Non-asymptotic Analysis of Reinforcement Learning Algorithms with Function Approximation
Speaker
Shaofeng Zou, University at Buffalo
Time
2019-06-24 10:00:00 ~ 2019-06-24 11:30:00
Location
Room 3-412, SEIEE Building
Host
Haiming Jin, Assistant Professor, John Hopcroft Center for Computer Science
Abstract
Reinforcement learning has been successful in finding policies that attain as large an accumulative reward as possible over time. Even though the asymptotic convergence of many reinforcement learning algorithms, e.g., temporal difference (TD), Q-learning, and SARSA, have been established, how fast these algorithms converge still remains to be solved. Such a non-asymptotic understanding will suggest how the parameters of the algorithms and the underlying Markov decision process affect the convergence rate, and will further facilitate the design of faster reinforcement learning algorithms.

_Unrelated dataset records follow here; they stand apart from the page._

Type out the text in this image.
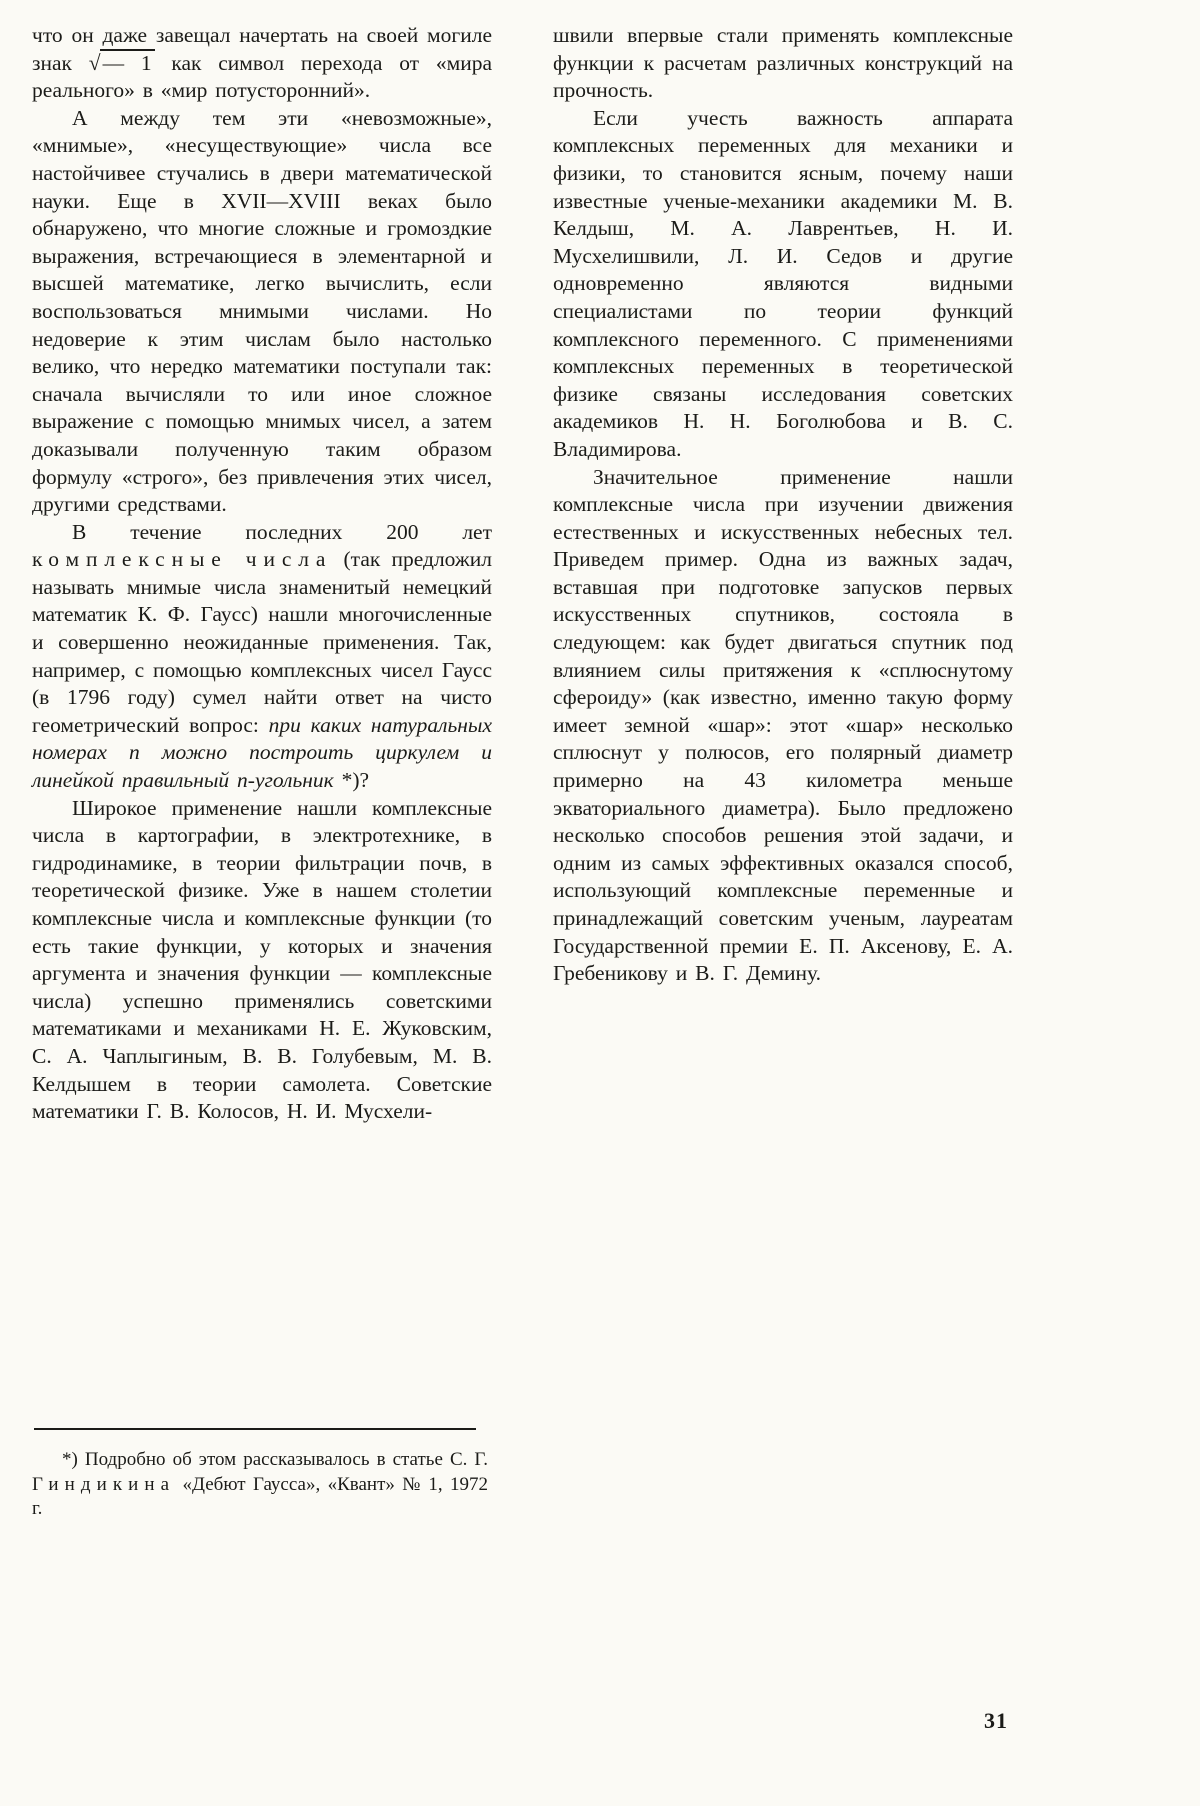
что он даже завещал начертать на своей могиле знак √— 1 как символ перехода от «мира реального» в «мир потусторонний».

А между тем эти «невозможные», «мнимые», «несуществующие» числа все настойчивее стучались в двери математической науки. Еще в XVII—XVIII веках было обнаружено, что многие сложные и громоздкие выражения, встречающиеся в элементарной и высшей математике, легко вычислить, если воспользоваться мнимыми числами. Но недоверие к этим числам было настолько велико, что нередко математики поступали так: сначала вычисляли то или иное сложное выражение с помощью мнимых чисел, а затем доказывали полученную таким образом формулу «строго», без привлечения этих чисел, другими средствами.

В течение последних 200 лет комплексные числа (так предложил называть мнимые числа знаменитый немецкий математик К. Ф. Гаусс) нашли многочисленные и совершенно неожиданные применения. Так, например, с помощью комплексных чисел Гаусс (в 1796 году) сумел найти ответ на чисто геометрический вопрос: при каких натуральных номерах n можно построить циркулем и линейкой правильный n-угольник *)?

Широкое применение нашли комплексные числа в картографии, в электротехнике, в гидродинамике, в теории фильтрации почв, в теоретической физике. Уже в нашем столетии комплексные числа и комплексные функции (то есть такие функции, у которых и значения аргумента и значения функции — комплексные числа) успешно применялись советскими математиками и механиками Н. Е. Жуковским, С. А. Чаплыгиным, В. В. Голубевым, М. В. Келдышем в теории самолета. Советские математики Г. В. Колосов, Н. И. Мусхели-

швили впервые стали применять комплексные функции к расчетам различных конструкций на прочность.

Если учесть важность аппарата комплексных переменных для механики и физики, то становится ясным, почему наши известные ученые-механики академики М. В. Келдыш, М. А. Лаврентьев, Н. И. Мусхелишвили, Л. И. Седов и другие одновременно являются видными специалистами по теории функций комплексного переменного. С применениями комплексных переменных в теоретической физике связаны исследования советских академиков Н. Н. Боголюбова и В. С. Владимирова.

Значительное применение нашли комплексные числа при изучении движения естественных и искусственных небесных тел. Приведем пример. Одна из важных задач, вставшая при подготовке запусков первых искусственных спутников, состояла в следующем: как будет двигаться спутник под влиянием силы притяжения к «сплюснутому сфероиду» (как известно, именно такую форму имеет земной «шар»: этот «шар» несколько сплюснут у полюсов, его полярный диаметр примерно на 43 километра меньше экваториального диаметра). Было предложено несколько способов решения этой задачи, и одним из самых эффективных оказался способ, использующий комплексные переменные и принадлежащий советским ученым, лауреатам Государственной премии Е. П. Аксенову, Е. А. Гребеникову и В. Г. Демину.

*) Подробно об этом рассказывалось в статье С. Г. Гиндикина «Дебют Гаусса», «Квант» № 1, 1972 г.
31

In this talk, we present our recent results on non-asymptotic analysis of several reinforcement algorithms, including SARSA and TDC with linear function approximation. The major challenge in the analysis lies in the characterization of the stochastic bias, which is due to the non-i.i.d. nature of the data. We design novel techniques that enable non-asymptotic analysis of a type of reinforcement learning algorithms with dynamically changing behavior policy, which includes SARSA as a special case.
Bio
Dr. Shaofeng Zou received the Ph.D. degree in Electrical and Computer Engineering from Syracuse University in 2016. He received the B.E. degree (with honors) from Shanghai Jiao Tong University, Shanghai, China, in 2011. He was a postdoctoral research associate at the Coordinated Science Lab, University of Illinois at Urbana-Champaign during 2016-2018.
He joined the Department of Electrical Engineering, University at Buffalo in 2018, where he is currently an Assistant Professor. Dr. Zou's research interests include statistical signal processing, machine learning, and information theory.